“The Key to the North” – this was how generations of English Kings and politicians regarded Pontefract, lying as it did at a strategic point on the Great North Road, since Roman times the main highway and artery of communication between the English Midlands, Southern Counties and the often rebellious North.
It was the Norman invaders who, in the 11th century, transformed land to the north east of the little Anglian village of Tanshelf into a major military and civilian settlement, supporting a mighty Norman castle to subjugate the North.
It is said that the name “Ponte-fract” meaning literally in Norman French “broken bridge” came from a wooden or perhaps even stone bridge over the River Aire a couple of miles away, probably somewhere near modern Ferrybridge where the Wash Dyke joins the Aire. Legend has it the bridge was deliberately destroyed by the rear-guard action of Jorvik (Yorkshire) Anglo-Viking soldiers in 1068, resisting the ruthless Norman army destined to carry out the burning of York in the genocidal Harrying of the North.
The Castle was both a symbol of that military domination and the political centre of local baronial power, built to enforce the authority of the Norman overlords.
It was built around 1070 by Ilbert De Lacy, close confederate of William the Conqueror who granted De Lacy huge areas of land in the so-called Honour of Pontefract, extending right across the South Pennines. The castle was extended and added to over the centuries to become one of the greatest and most feared castles in England. It was within its walls that King Richard II was imprisoned and died in 1400. The castle was served by a small garrison town and market which took the name Pontefract from the castle. For centuries the De Lacys remained a hugely powerful family. In 1215 John de Lacy, Baron of Pontefract was one of the 25 Barons to sign the Magna Carta, a fact still celebrated in the town.
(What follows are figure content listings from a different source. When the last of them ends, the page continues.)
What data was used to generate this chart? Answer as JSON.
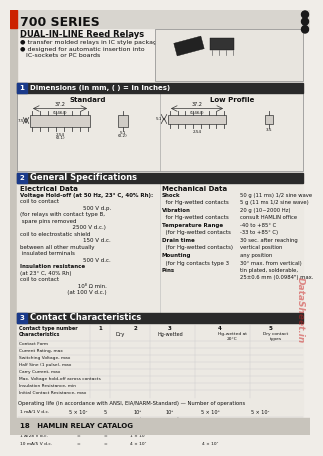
{
  "title": "700 SERIES",
  "subtitle": "DUAL-IN-LINE Reed Relays",
  "bullet1": "transfer molded relays in IC style packages",
  "bullet2": "designed for automatic insertion into\n   IC-sockets or PC boards",
  "dim_title": "Dimensions (in mm, ( ) = in Inches)",
  "dim_standard": "Standard",
  "dim_lowprofile": "Low Profile",
  "gen_spec_title": "General Specifications",
  "elec_title": "Electrical Data",
  "mech_title": "Mechanical Data",
  "elec_lines": [
    [
      "bold",
      "Voltage Hold-off (at 50 Hz, 23° C, 40% Rh):"
    ],
    [
      "",
      "coil to contact                      500 V d.p."
    ],
    [
      "",
      "(for relays with contact type B,"
    ],
    [
      "",
      " spare pins removed             2500 V d.c.)"
    ],
    [
      "",
      "coil to electrostatic shield          150 V d.c."
    ],
    [
      "",
      "between all other mutually"
    ],
    [
      "",
      " insulated terminals                  500 V d.c."
    ],
    [
      "",
      ""
    ],
    [
      "bold",
      "Insulation resistance"
    ],
    [
      "",
      "(at 23° C, 40% Rh)"
    ],
    [
      "",
      "coil to contact                   10⁸ Ω min."
    ],
    [
      "",
      "                               (at 100 V d.c.)"
    ]
  ],
  "mech_lines": [
    [
      "bold",
      "Shock"
    ],
    [
      "",
      "  for Hg-wetted contacts"
    ],
    [
      "",
      ""
    ],
    [
      "bold",
      "Vibration"
    ],
    [
      "",
      "  for Hg-wetted contacts"
    ],
    [
      "",
      ""
    ],
    [
      "bold",
      "Temperature Range"
    ],
    [
      "",
      "  (for Hg-wetted contacts"
    ],
    [
      "",
      ""
    ],
    [
      "bold",
      "Drain time"
    ],
    [
      "",
      "  (for Hg-wetted contacts)"
    ],
    [
      "",
      ""
    ],
    [
      "bold",
      "Mounting"
    ],
    [
      "",
      "  (for Hg contacts type 3"
    ],
    [
      "",
      ""
    ],
    [
      "bold",
      "Pins"
    ]
  ],
  "mech_vals": [
    "50 g (11 ms) 1/2 sine wave",
    "5 g (11 ms 1/2 sine wave)",
    "",
    "20 g (10~2000 Hz)",
    "consult HAMLIN office",
    "",
    "-40 to +85° C",
    "-33 to +85° C)",
    "",
    "30 sec. after reaching",
    "vertical position",
    "",
    "any position",
    "30° max. from vertical)",
    "",
    "tin plated, solderable,\n25±0.6 mm (0.0984\") max."
  ],
  "contact_title": "Contact Characteristics",
  "page_num": "18   HAMLIN RELAY CATALOG",
  "bg_color": "#f0ede8",
  "header_bg": "#1a1a1a",
  "section_bg": "#1a1a1a",
  "text_color": "#111111"
}
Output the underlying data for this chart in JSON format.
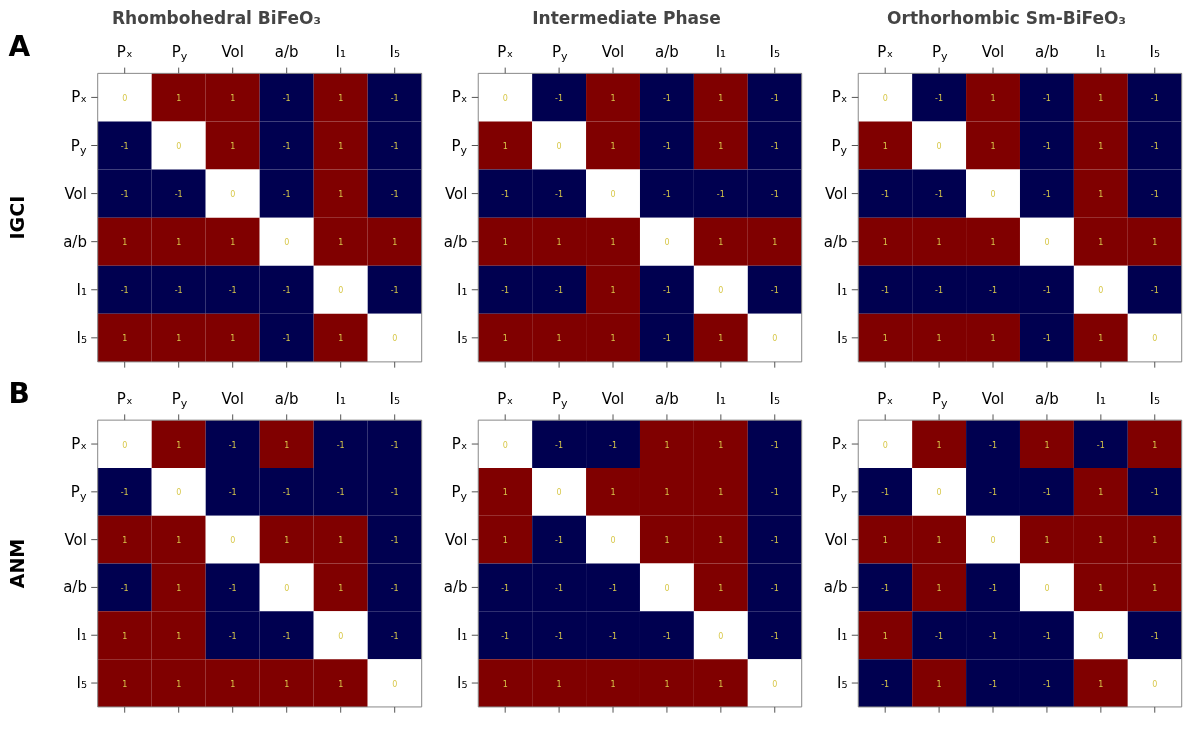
{
  "chart_data": [
    {
      "type": "heatmap",
      "title": "Rhombohedral BiFeO₃",
      "ylabel": "IGCI",
      "annotations": [
        "A"
      ],
      "categories": [
        "Pₓ",
        "P$_{y}$",
        "Vol",
        "a/b",
        "I₁",
        "I₅"
      ],
      "y_categories": [
        "Pₓ",
        "P$_{y}$",
        "Vol",
        "a/b",
        "I₁",
        "I₅"
      ],
      "colors": [
        "#000050",
        "#ffffff",
        "#800000"
      ],
      "data_labels": true,
      "cells": [
        [
          0,
          1,
          1,
          -1,
          1,
          -1
        ],
        [
          -1,
          0,
          1,
          -1,
          1,
          -1
        ],
        [
          -1,
          -1,
          0,
          -1,
          1,
          -1
        ],
        [
          1,
          1,
          1,
          0,
          1,
          1
        ],
        [
          -1,
          -1,
          -1,
          -1,
          0,
          -1
        ],
        [
          1,
          1,
          1,
          -1,
          1,
          0
        ]
      ]
    },
    {
      "type": "heatmap",
      "title": "Intermediate Phase",
      "categories": [
        "Pₓ",
        "P$_{y}$",
        "Vol",
        "a/b",
        "I₁",
        "I₅"
      ],
      "y_categories": [
        "Pₓ",
        "P$_{y}$",
        "Vol",
        "a/b",
        "I₁",
        "I₅"
      ],
      "colors": [
        "#000050",
        "#ffffff",
        "#800000"
      ],
      "data_labels": true,
      "cells": [
        [
          0,
          -1,
          1,
          -1,
          1,
          -1
        ],
        [
          1,
          0,
          1,
          -1,
          1,
          -1
        ],
        [
          -1,
          -1,
          0,
          -1,
          -1,
          -1
        ],
        [
          1,
          1,
          1,
          0,
          1,
          1
        ],
        [
          -1,
          -1,
          1,
          -1,
          0,
          -1
        ],
        [
          1,
          1,
          1,
          -1,
          1,
          0
        ]
      ]
    },
    {
      "type": "heatmap",
      "title": "Orthorhombic Sm-BiFeO₃",
      "categories": [
        "Pₓ",
        "P$_{y}$",
        "Vol",
        "a/b",
        "I₁",
        "I₅"
      ],
      "y_categories": [
        "Pₓ",
        "P$_{y}$",
        "Vol",
        "a/b",
        "I₁",
        "I₅"
      ],
      "colors": [
        "#000050",
        "#ffffff",
        "#800000"
      ],
      "data_labels": true,
      "cells": [
        [
          0,
          -1,
          1,
          -1,
          1,
          -1
        ],
        [
          1,
          0,
          1,
          -1,
          1,
          -1
        ],
        [
          -1,
          -1,
          0,
          -1,
          1,
          -1
        ],
        [
          1,
          1,
          1,
          0,
          1,
          1
        ],
        [
          -1,
          -1,
          -1,
          -1,
          0,
          -1
        ],
        [
          1,
          1,
          1,
          -1,
          1,
          0
        ]
      ]
    },
    {
      "type": "heatmap",
      "ylabel": "ANM",
      "annotations": [
        "B"
      ],
      "categories": [
        "Pₓ",
        "P$_{y}$",
        "Vol",
        "a/b",
        "I₁",
        "I₅"
      ],
      "y_categories": [
        "Pₓ",
        "P$_{y}$",
        "Vol",
        "a/b",
        "I₁",
        "I₅"
      ],
      "colors": [
        "#000050",
        "#ffffff",
        "#800000"
      ],
      "data_labels": true,
      "cells": [
        [
          0,
          1,
          -1,
          1,
          -1,
          -1
        ],
        [
          -1,
          0,
          -1,
          -1,
          -1,
          -1
        ],
        [
          1,
          1,
          0,
          1,
          1,
          -1
        ],
        [
          -1,
          1,
          -1,
          0,
          1,
          -1
        ],
        [
          1,
          1,
          -1,
          -1,
          0,
          -1
        ],
        [
          1,
          1,
          1,
          1,
          1,
          0
        ]
      ]
    },
    {
      "type": "heatmap",
      "categories": [
        "Pₓ",
        "P$_{y}$",
        "Vol",
        "a/b",
        "I₁",
        "I₅"
      ],
      "y_categories": [
        "Pₓ",
        "P$_{y}$",
        "Vol",
        "a/b",
        "I₁",
        "I₅"
      ],
      "colors": [
        "#000050",
        "#ffffff",
        "#800000"
      ],
      "data_labels": true,
      "cells": [
        [
          0,
          -1,
          -1,
          1,
          1,
          -1
        ],
        [
          1,
          0,
          1,
          1,
          1,
          -1
        ],
        [
          1,
          -1,
          0,
          1,
          1,
          -1
        ],
        [
          -1,
          -1,
          -1,
          0,
          1,
          -1
        ],
        [
          -1,
          -1,
          -1,
          -1,
          0,
          -1
        ],
        [
          1,
          1,
          1,
          1,
          1,
          0
        ]
      ]
    },
    {
      "type": "heatmap",
      "categories": [
        "Pₓ",
        "P$_{y}$",
        "Vol",
        "a/b",
        "I₁",
        "I₅"
      ],
      "y_categories": [
        "Pₓ",
        "P$_{y}$",
        "Vol",
        "a/b",
        "I₁",
        "I₅"
      ],
      "colors": [
        "#000050",
        "#ffffff",
        "#800000"
      ],
      "data_labels": true,
      "cells": [
        [
          0,
          1,
          -1,
          1,
          -1,
          1
        ],
        [
          -1,
          0,
          -1,
          -1,
          1,
          -1
        ],
        [
          1,
          1,
          0,
          1,
          1,
          1
        ],
        [
          -1,
          1,
          -1,
          0,
          1,
          1
        ],
        [
          1,
          -1,
          -1,
          -1,
          0,
          -1
        ],
        [
          -1,
          1,
          -1,
          -1,
          1,
          0
        ]
      ]
    }
  ]
}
Even during the English Civil War, the castle remained impregnable, surviving two Parliamentary sieges before finally succumbing, in 1649, three months after the execution of Charles I. With the support of many of the townspeople of Pontefract who saw the castle as a symbol of military oppression, and who petitioned Parliament, Cromwell’s men were ordered to “slight” or destroy the castle, leaving it the ruin we see today, with only a couple of towers left partly standing plus a dungeon. Now, managed by Wakefield Council, the Castle ruins form a fascinating place to visit, with a powerful sense of history and a place to relax with magnificent views across the town and the lower Aire valley.
Because of its strategic position on the Great North Road – the highway we call the A1 (which now by-passes the town) – by Tudor and Georgian times, Pontefract soon became an important market and trading centre, with many fine coaching inns, several of which survive today in the town centre. The fine neo-classical Town Hall dates from 1785, whilst the adjacent Assembly Rooms, where the fashionable attended elegant balls and soirees, was built in 1882
Industry was growing in and around the town at this time, including the large-scale manufacturing of sweets, most intriguingly because of the importance in the local economy of a herb from the Mediterranean first introduced in the town through local Dominican monks in the 12th century – liquorice. Sweets made from liquorice grew from a niche product to a hugely popular Victorian treat, with dozens of local farms growing the root for the new companies that grew in the town such as Bassets, Wilkinsons and Dunhills, producing such national favourites as Pontefract Cakes and Liquorice Allsorts on a huge scale, a tradition continued in the town by the international manufacturer Haribo.
But in the 19th and 20th centuries another major industry was soon to surround Pontefract – coal mining, the town lying on the rich Yorkshire coalfield. This cheap form of energy also encouraged the growth of the glass making industry which even after the decline of mining flourishes in nearby Knottingley. The town was now a busy centre of manufacturing and mining and its character inevitably changed with much badly thought through unsightly development in the 1950s and 60s, together with the demolition of many historic buildings and an intrusive new relief road to the west of the town.
But in the last few decades, things have changes dramatically. Thanks to the work of Pontefract Civic Society and more sympathetic local authorities and government agencies such as English Heritage, many of the town’s fine surviving buildings such as the Buttercross and Parish Church have been restored, and streets in the central areas with such evocative names as Micklegate, Beast Fair, Shoe Market and Cornmarket, carefully pedestrianised to restore a sense of scale to be enjoyed in a traffic free environment. As well as a covered Market Hall, the historic Wednesday street market flourishes too. Many of the ancient alleyways or ginnels now boast specialist shops and popular eateries, whilst the elegant courthouse or Sessions House now contains antique shops and a popular first floor café and coffee shop.
Pontefract’s small but very informative Museum is housed in an art-nouveau building, itself of architectural interest, with exhibits relating to the Civil War and past industries such as medieval pottery, the early liquorice cultivation and glass making, as well as more recent developments.
Members of The Yorkshire Society’s Heritage Guardian network will be enjoying a unique insight into Pontefract’s amazing history on March 23rd with a special Heritage Guardian summit event of talks and networking, with a rare chance of a guided tour round the historic Town Hall and Assembly rooms and Pontefract’s historic town centre.